Who’s better, who’s best nummer 2: Jim Brown
Jim Brown werd in 1957 door de Cleveland Browns gedraft als eerste pick in de NFL Draft. Hij had er een carrière als All-American opzitten bij Syracuse en won er bijna als eerste kleurling de Heisman Trophy, de prijs voor de beste speler in het land. Die eer moest hij laten aan Ernie Davis, die de trofee in 1961 in ontvangst mocht nemen. Het verhaal van Davis is te zien in ‘The Express’, een aanrader. Naast football excelleerde Brown ook in lacrosse, met een plaatsje in de National Lacrosse Hall of Fame.

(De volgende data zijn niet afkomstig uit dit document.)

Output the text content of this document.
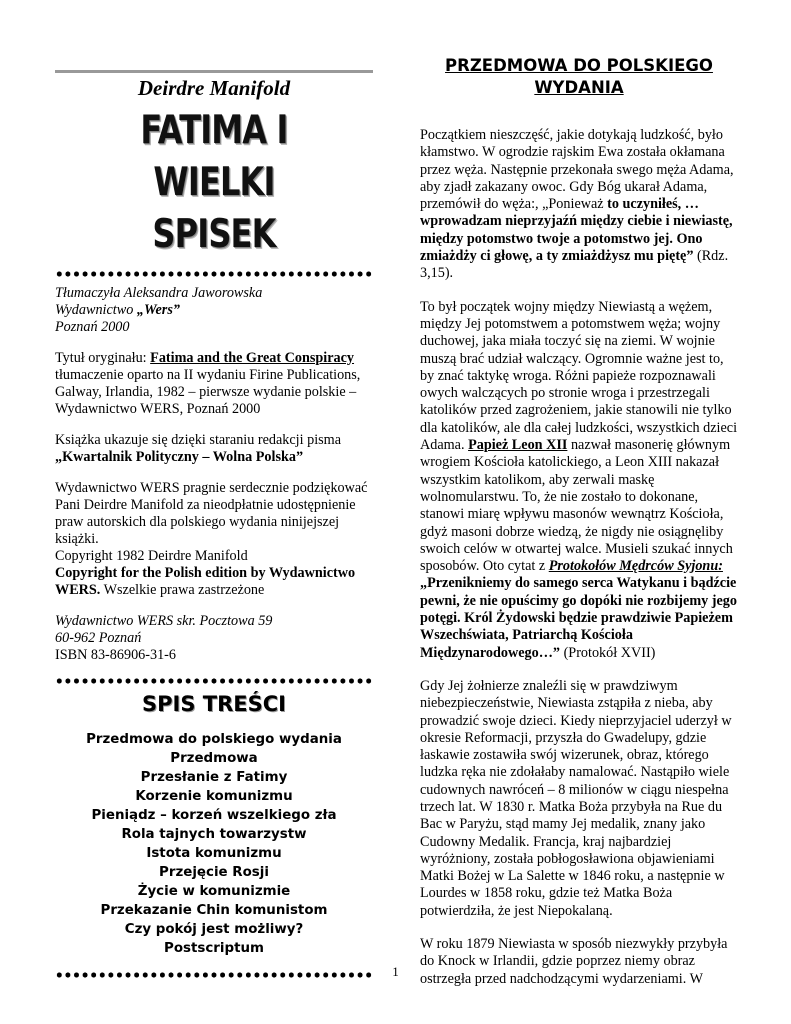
Deirdre Manifold

FATIMA I WIELKI
SPISEK

Tłumaczyła Aleksandra Jaworowska

Wydawnictwo „Wers”

Poznań 2000

Tytuł oryginału: Fatima and the Great Conspiracy tłumaczenie oparto na II wydaniu Firine Publications, Galway, Irlandia, 1982 – pierwsze wydanie polskie – Wydawnictwo WERS, Poznań 2000

Książka ukazuje się dzięki staraniu redakcji pisma

„Kwartalnik Polityczny – Wolna Polska”

Wydawnictwo WERS pragnie serdecznie podziękować Pani Deirdre Manifold za nieodpłatnie udostępnienie praw autorskich dla polskiego wydania ninijejszej książki.

Copyright 1982 Deirdre Manifold

Copyright for the Polish edition by Wydawnictwo WERS. Wszelkie prawa zastrzeżone

Wydawnictwo WERS skr. Pocztowa 59

60-962 Poznań

ISBN 83-86906-31-6

SPIS TREŚCI

Przedmowa do polskiego wydania

Przedmowa

Przesłanie z Fatimy

Korzenie komunizmu

Pieniądz – korzeń wszelkiego zła

Rola tajnych towarzystw

Istota komunizmu

Przejęcie Rosji

Życie w komunizmie

Przekazanie Chin komunistom

Czy pokój jest możliwy?

Postscriptum

PRZEDMOWA DO POLSKIEGO

WYDANIA

Początkiem nieszczęść, jakie dotykają ludzkość, było kłamstwo. W ogrodzie rajskim Ewa została okłamana przez węża. Następnie przekonała swego męża Adama, aby zjadł zakazany owoc. Gdy Bóg ukarał Adama, przemówił do węża:, „Ponieważ to uczyniłeś, …wprowadzam nieprzyjaźń między ciebie i niewiastę, między potomstwo twoje a potomstwo jej. Ono zmiażdży ci głowę, a ty zmiażdżysz mu piętę” (Rdz. 3,15).

To był początek wojny między Niewiastą a wężem, między Jej potomstwem a potomstwem węża; wojny duchowej, jaka miała toczyć się na ziemi. W wojnie muszą brać udział walczący. Ogromnie ważne jest to, by znać taktykę wroga. Różni papieże rozpoznawali owych walczących po stronie wroga i przestrzegali katolików przed zagrożeniem, jakie stanowili nie tylko dla katolików, ale dla całej ludzkości, wszystkich dzieci Adama. Papież Leon XII nazwał masonerię głównym wrogiem Kościoła katolickiego, a Leon XIII nakazał wszystkim katolikom, aby zerwali maskę wolnomularstwu. To, że nie zostało to dokonane, stanowi miarę wpływu masonów wewnątrz Kościoła, gdyż masoni dobrze wiedzą, że nigdy nie osiągnęliby swoich celów w otwartej walce. Musieli szukać innych sposobów. Oto cytat z Protokołów Mędrców Syjonu: „Przenikniemy do samego serca Watykanu i bądźcie pewni, że nie opuścimy go dopóki nie rozbijemy jego potęgi. Król Żydowski będzie prawdziwie Papieżem Wszechświata, Patriarchą Kościoła Międzynarodowego…” (Protokół XVII)

Gdy Jej żołnierze znaleźli się w prawdziwym niebezpieczeństwie, Niewiasta zstąpiła z nieba, aby prowadzić swoje dzieci. Kiedy nieprzyjaciel uderzył w okresie Reformacji, przyszła do Gwadelupy, gdzie łaskawie zostawiła swój wizerunek, obraz, którego ludzka ręka nie zdołałaby namalować. Nastąpiło wiele cudownych nawróceń – 8 milionów w ciągu niespełna trzech lat. W 1830 r. Matka Boża przybyła na Rue du Bac w Paryżu, stąd mamy Jej medalik, znany jako Cudowny Medalik. Francja, kraj najbardziej wyróżniony, została pobłogosławiona objawieniami Matki Bożej w La Salette w 1846 roku, a następnie w Lourdes w 1858 roku, gdzie też Matka Boża potwierdziła, że jest Niepokalaną.

W roku 1879 Niewiasta w sposób niezwykły przybyła do Knock w Irlandii, gdzie poprzez niemy obraz ostrzegła przed nadchodzącymi wydarzeniami. W

1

Brown was één trendsetter op running back. Hij ving passen, liep kick-offs terug en voerde ook de halback pass uit, met drie touchdownpassen als resultaat. Toen hij op 30-jarige leeftijd stopte met spelen stond hij met zijn statistieken mijlenver boven de tegenstand. Hij eindigde met 12 312 rushing yards en 15 459 total yards. Hij had een gemiddelde van 5,2 yards per carry, een absoluut record. Hij miste geen enkele wedstrijd in zijn carrière, zelfs al deelde hij meer hits uit dan de verdedigers die een poging deden om hem te tackelen.
De vraag blijft hoe hoog de lat zou gelegen hebben mocht Brown niet gestopt zijn na negen seizoenen. Volgens kenners was hij absoluut nog niet over zijn hoogtepunt heen toen hij de sport vaarwel zei. Doet me denken aan Barry Sanders.

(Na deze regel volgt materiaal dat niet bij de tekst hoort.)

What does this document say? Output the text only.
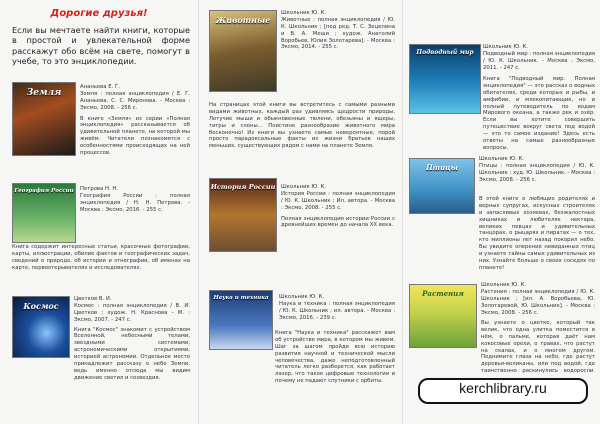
Дорогие друзья!
Если вы мечтаете найти книги, которые в простой и увлекательной форме расскажут обо всём на свете, помогут в учебе, то это энциклопедии.
Земля
Ананьева Е. Г.
Земля : полная энциклопедия / Е. Г. Ананьева, С. С. Миронова. - Москва : Эксмо, 2008. - 256 с.
В книге «Земля» из серии «Полная энциклопедия» рассказывается об удивительной планете, на которой мы живём. Читатели познакомятся с особенностями происходящих на ней процессов.
География России Петрова Н. Н.
География России : полная энциклопедия / Н. Н. Петрова. - Москва : Эксмо, 2016. - 255 с.
Книга содержит интересные статьи, красочные фотографии, карты, иллюстрации, обилие фактов и географических задач, сведений о природе, об истории и этнографии, об именах на карте, первооткрывателях и исследователях.
Космос
Цветков В. И.
Космос : полная энциклопедия / В. И. Цветков ; худож. Н. Краснова - М. : Эксмо, 2007. - 247 с.
Книга "Космос" знакомит с устройством Вселенной, небесными телами, звездными системами, астрономическими открытиями, историей астрономии. Отдельное место принадлежит рассказу о небе Земли, ведь именно отсюда мы видим движение светил и созвездия.
Животные
Школьник Ю. К.
Животные : полная энциклопедия / Ю. К. Школьник ; [под ред. Т. С. Зецепина и В. А. Меши ; худож. Анатолий Воробьев, Юлия Золотарева]. - Москва : Эксмо, 2014. - 255 с.
На страницах этой книги вы встретитесь с самыми разными видами животных, каждый раз удивляясь щедрости природы. Летучие мыши и обыкновенные тюлени, обезьяны и ящеры, тигры и слоны... Поистине разнообразие животного мира бесконечно! Из книги вы узнаете самые невероятные, порой просто парадоксальные факты из жизни братьев наших меньших, существующих рядом с нами на планете Земля.
История России Школьник Ю. К.
История России : полная энциклопедия / Ю. К. Школьник ; Ил. автора. - Москва : Эксмо, 2008. - 255 с.
Полная энциклопедия истории России с древнейших времен до начала XX века.
Наука и техника	Школьник Ю. К.
Наука и техника : полная энциклопедия / Ю. К. Школьник ; ил. автора. - Москва : Эксмо, 2016. - 239 с.
Книга "Наука и техника" расскажет вам об устройстве мира, в котором мы живем. Шаг за шагом пройдя всю историю развития научной и технической мысли человечества, даже неподготовленный читатель легко разберется, как работает лазер, что такое цифровые технологии и почему не падают спутники с орбиты.
Подводный мир
Школьник Ю. К.
Подводный мир : полная энциклопедия / Ю. К. Школьник. - Москва : Эксмо, 2011. - 247 с.
Книга "Подводный мир. Полная энциклопедия" — это рассказ о водных обитателях, среди которых и рыбы, и амфибии, и млекопитающие, но и полный путеводитель по водам Мирового океана, а также рек и озёр. Если вы хотите совершить путешествие вокруг света под водой — это то самое издание! Здесь есть ответы на самые разнообразные вопросы.
Птицы
Школьник Ю. К.
Птицы : полная энциклопедия / Ю. К. Школьник ; худ. Ю. Школьник. - Москва : Эксмо, 2008. - 256 с.
В этой книге о любящих родителях и верных супругах, искусных строителях и запасливых хозяевах, безжалостных хищниках и любителях нектара, великих певцах и удивительных танцорах, о рыцарях и пиратах — о тех, кто миллионы лет назад покорил небо. Вы увидите оперение невиданных птиц и узнаете тайны самых удивительных из них. Узнайте больше о своих соседях по планете!
Растения
Школьник Ю. К.
Растения : полная энциклопедия / Ю. К. Школьник ; [ил. А. Воробьева, Ю. Золотаревой, Ю. Школьник]. - Москва : Эксмо, 2008. - 256 с.
Вы узнаете о цветке, который так велик, что одна улитка поместится в нём, о пальме, которая даёт нам кокосовые орехи, о травах, что растут на скалах, и о многом другом. Поднимите глаза на небо, где растут деревья-великаны, или под водой, где таинственно раскинулись водоросли.
kerchlibrary.ru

In zijn rookiejaar werd de running back Rookie of the year en MVP. In totaal mocht Brown zich drie keer beste speler in de NFL noemen, in 1957, 1958 en 1965. Hij speelde in negen Pro Bowls en was acht maal first-team All-NFL. Zijn prestaties op het veld leverden hem naast een plaats in het 1960s All-Decade Team en het All-Time NFL-team ook een buste op in de Pro Football Hall of Fame.